Le nouveau président et chef de la direction veut repenser l’expérience que vivent les spectateurs. « Le chapiteau offre un cadre sublime, certes, mais il n’y a pas grand-chose à faire avant et après un spectacle. Je me suis moi-même heurté à ce problème par le passé, quand j’ai voulu prendre un verre après la représentation. J’aimerais en donner davantage au public », dit-il, sans toutefois fournir plus de précisions. Il promet que des changements seront apportés sous peu.

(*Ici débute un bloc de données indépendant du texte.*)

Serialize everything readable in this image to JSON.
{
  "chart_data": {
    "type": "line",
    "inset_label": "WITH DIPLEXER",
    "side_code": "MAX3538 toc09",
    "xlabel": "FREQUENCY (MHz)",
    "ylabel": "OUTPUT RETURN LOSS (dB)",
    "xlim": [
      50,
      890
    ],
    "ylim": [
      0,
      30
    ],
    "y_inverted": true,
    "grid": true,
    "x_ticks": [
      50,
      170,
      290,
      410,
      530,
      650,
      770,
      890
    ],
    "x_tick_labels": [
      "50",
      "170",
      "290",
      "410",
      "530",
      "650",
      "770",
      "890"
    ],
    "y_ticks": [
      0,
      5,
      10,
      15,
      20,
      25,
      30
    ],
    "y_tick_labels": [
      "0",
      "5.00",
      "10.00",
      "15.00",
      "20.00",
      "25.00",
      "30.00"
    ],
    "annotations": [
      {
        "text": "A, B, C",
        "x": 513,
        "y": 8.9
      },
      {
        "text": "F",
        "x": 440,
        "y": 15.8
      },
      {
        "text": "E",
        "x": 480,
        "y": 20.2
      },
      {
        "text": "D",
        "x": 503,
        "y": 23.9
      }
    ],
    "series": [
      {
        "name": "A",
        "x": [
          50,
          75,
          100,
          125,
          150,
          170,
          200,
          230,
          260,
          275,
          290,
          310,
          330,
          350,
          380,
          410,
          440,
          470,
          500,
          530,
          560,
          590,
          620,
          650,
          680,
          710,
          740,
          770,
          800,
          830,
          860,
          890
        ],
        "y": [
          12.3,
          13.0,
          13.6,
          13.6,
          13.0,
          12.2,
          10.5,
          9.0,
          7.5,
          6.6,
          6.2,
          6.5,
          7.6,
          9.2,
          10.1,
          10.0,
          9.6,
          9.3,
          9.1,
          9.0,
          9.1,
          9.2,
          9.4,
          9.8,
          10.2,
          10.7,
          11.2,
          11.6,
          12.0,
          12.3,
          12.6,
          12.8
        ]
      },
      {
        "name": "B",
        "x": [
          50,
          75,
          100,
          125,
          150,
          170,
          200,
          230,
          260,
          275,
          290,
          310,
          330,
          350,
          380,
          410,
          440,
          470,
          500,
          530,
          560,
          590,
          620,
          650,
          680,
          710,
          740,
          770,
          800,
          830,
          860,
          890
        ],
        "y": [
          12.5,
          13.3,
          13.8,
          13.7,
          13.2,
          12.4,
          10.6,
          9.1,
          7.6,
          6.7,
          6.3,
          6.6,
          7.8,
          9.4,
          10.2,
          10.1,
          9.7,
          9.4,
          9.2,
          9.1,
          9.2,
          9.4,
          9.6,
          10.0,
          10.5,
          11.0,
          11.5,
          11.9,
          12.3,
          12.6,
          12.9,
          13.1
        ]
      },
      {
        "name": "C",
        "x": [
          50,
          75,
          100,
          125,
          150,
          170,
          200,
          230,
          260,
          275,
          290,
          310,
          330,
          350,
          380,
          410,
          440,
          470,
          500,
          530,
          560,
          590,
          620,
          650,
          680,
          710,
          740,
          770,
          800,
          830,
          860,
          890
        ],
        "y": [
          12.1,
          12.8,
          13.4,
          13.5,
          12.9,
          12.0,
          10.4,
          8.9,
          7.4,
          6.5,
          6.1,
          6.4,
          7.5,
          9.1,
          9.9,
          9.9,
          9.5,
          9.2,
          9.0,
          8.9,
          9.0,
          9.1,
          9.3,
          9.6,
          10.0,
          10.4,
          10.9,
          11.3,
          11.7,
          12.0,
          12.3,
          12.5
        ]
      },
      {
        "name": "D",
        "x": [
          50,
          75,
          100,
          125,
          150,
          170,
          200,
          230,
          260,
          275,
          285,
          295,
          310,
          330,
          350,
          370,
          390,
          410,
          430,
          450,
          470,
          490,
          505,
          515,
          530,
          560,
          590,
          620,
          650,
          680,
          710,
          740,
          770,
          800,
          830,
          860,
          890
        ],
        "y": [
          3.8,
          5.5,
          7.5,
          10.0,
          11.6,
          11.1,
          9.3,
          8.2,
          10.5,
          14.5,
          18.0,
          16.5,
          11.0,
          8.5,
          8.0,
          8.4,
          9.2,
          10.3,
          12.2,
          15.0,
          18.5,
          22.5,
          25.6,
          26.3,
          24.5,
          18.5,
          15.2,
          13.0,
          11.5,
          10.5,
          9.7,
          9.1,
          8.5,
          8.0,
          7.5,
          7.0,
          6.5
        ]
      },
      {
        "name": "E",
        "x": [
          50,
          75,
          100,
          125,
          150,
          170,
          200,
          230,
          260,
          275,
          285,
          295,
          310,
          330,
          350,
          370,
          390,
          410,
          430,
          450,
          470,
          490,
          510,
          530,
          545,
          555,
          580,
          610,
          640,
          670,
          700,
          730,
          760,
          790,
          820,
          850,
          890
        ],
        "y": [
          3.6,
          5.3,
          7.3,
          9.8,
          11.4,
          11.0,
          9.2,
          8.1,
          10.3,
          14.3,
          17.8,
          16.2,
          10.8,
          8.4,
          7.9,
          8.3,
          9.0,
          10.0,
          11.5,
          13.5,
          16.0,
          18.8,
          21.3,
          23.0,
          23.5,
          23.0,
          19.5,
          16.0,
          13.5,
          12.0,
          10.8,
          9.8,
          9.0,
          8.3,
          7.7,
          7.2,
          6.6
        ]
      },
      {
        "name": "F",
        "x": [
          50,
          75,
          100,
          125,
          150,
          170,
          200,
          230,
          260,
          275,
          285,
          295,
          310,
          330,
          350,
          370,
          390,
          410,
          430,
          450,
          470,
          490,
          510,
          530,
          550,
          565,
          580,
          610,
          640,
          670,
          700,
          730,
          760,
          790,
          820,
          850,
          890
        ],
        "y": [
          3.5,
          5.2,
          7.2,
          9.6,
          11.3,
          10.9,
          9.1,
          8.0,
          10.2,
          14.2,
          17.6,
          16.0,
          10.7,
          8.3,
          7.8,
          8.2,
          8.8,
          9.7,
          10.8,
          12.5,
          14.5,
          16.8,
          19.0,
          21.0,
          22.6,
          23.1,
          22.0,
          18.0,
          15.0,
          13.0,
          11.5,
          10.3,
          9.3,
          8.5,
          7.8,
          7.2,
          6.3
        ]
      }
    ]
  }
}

Le défi que représente la revalorisation d’une marque emblématique en temps de pandémie n’a pas empêché Stéphane Lefebvre d’entreprendre un tout autre projet : donner des cours de piano à l’aîné de ses enfants. Sur un instrument d’époque, rien de moins! Un souvenir de famille dont il refuse de se départir. « À l’atelier, on m’a dit que je pourrais trouver un meilleur piano, plus récent, pour bien moins cher que la réparation. Mais je n’ai pas pu me résoudre à abandonner cet instrument. » Quel est le rêve musical que caresse Stéphane Lefebvre? Interpréter avec brio Fantaisie en do majeur, un morceau de Schumann reconnu pour sa difficulté. Ce projet restera probablement en suspens jusqu’à la retraite, puisque, pour le moment, le pianiste s’emploie à sauver un fleuron québécois et à bâtir une nouvelle tradition.

« Quel message, quelles émotions voulons-nous transmettre? Pour ma part, je veux que le Cirque du Soleil émerveille le public. »

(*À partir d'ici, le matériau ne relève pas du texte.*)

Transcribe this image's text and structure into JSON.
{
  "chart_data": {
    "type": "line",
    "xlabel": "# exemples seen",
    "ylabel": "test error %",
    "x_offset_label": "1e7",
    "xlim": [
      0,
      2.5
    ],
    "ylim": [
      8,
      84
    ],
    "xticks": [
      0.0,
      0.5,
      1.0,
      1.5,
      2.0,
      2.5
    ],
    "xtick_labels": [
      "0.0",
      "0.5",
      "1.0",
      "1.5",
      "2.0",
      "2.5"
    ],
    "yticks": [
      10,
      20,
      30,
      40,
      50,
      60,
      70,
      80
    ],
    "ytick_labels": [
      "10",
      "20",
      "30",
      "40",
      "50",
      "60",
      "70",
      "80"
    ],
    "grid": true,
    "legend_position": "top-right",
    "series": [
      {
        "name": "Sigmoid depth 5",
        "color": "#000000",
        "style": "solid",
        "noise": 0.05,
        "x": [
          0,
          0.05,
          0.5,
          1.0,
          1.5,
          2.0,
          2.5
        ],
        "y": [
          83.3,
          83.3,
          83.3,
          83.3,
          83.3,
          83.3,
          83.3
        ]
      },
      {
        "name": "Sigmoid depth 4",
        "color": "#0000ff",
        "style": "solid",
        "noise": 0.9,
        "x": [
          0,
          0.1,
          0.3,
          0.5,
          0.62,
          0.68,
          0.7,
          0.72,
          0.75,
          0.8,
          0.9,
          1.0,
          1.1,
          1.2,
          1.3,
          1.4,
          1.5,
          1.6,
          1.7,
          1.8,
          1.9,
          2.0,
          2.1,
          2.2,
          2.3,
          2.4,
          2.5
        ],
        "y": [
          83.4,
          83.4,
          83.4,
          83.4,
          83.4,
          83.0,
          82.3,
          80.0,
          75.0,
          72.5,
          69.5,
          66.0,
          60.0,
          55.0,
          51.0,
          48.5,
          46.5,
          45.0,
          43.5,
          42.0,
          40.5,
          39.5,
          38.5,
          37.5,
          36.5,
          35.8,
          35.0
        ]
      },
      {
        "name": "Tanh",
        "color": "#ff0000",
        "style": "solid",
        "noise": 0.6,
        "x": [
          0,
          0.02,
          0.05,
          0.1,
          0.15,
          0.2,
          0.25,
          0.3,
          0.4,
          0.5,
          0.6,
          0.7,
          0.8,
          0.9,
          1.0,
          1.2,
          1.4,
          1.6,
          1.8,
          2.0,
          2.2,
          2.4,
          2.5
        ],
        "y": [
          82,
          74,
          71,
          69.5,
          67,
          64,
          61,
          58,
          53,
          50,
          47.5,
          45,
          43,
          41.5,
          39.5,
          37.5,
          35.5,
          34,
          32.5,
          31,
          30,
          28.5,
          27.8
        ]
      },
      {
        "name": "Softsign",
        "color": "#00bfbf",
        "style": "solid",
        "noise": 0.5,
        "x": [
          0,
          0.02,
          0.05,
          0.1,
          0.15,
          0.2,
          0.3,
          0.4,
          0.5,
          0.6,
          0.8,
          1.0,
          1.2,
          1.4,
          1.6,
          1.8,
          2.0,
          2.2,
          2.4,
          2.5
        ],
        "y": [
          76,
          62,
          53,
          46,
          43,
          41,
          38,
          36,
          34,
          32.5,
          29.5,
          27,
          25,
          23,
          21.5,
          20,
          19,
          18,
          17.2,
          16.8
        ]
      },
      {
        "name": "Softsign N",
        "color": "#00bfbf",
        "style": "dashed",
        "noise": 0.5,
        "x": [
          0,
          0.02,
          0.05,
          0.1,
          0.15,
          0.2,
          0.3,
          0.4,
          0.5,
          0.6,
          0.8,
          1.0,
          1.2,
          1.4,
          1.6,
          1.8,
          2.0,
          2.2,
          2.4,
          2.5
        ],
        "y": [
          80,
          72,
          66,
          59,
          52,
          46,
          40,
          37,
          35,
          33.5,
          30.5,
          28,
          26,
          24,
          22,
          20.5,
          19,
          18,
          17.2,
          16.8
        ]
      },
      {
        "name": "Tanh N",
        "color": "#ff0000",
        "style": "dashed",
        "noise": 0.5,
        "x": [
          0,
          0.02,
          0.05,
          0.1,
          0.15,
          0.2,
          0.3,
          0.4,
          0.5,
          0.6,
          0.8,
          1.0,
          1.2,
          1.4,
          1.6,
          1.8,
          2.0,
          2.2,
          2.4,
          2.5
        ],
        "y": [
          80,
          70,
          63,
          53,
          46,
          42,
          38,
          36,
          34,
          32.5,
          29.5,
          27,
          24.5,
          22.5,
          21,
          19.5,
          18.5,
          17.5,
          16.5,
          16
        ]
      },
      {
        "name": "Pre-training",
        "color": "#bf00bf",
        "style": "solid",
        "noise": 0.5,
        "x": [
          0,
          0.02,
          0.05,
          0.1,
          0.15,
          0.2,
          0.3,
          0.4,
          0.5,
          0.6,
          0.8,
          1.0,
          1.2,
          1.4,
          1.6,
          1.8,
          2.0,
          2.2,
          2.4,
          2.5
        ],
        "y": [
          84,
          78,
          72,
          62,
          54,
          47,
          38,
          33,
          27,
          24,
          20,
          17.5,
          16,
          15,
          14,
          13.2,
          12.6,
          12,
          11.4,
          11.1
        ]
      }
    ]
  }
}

Adopter une perspective globale, voilà l’essentiel pour réaliser sa mission, nous apprend Stéphane Lefebvre. C’est là qu’interviennent ses compétences de CPA et sa vaste expérience des finances. Si sa maîtrise des chiffres contribue à assurer la pérennité d’une entreprise célèbre pour sa créativité, le côté artistique n’est pas en reste. « J’ai le privilège d’assister à certaines réunions des créateurs, et je suis payé pour le faire. La direction artistique est un sujet qui me fascine », confie-t-il.

Son prédécesseur n’en est pas surpris. « Le succès du Cirque repose sur la qualité des spectacles, qui doit rester au cœur des préoccupations du dirigeant, invité à faire montre d’une sensibilité artistique, explique Daniel Lamarre. Stéphane valorise la créativité. Les producteurs et les artistes le ressentent. Ils voient en lui non pas le chef des finances d’hier mais un allié qui appuie leur quête de nouveauté. C’est de bon augure pour l’avenir. »

Naviguer entre fantaisie et rigueur a tout d’un exercice d’équilibriste. « Lorsqu’il m’a passé le flambeau, Daniel m’a dit : “À toi de jouer. S’il y a un pépin, tous les yeux seront tournés vers toi.” J’ai conscience de la portée de cette responsabilité et je l’embrasse pleinement », de conclure Stéphane Lefebvre.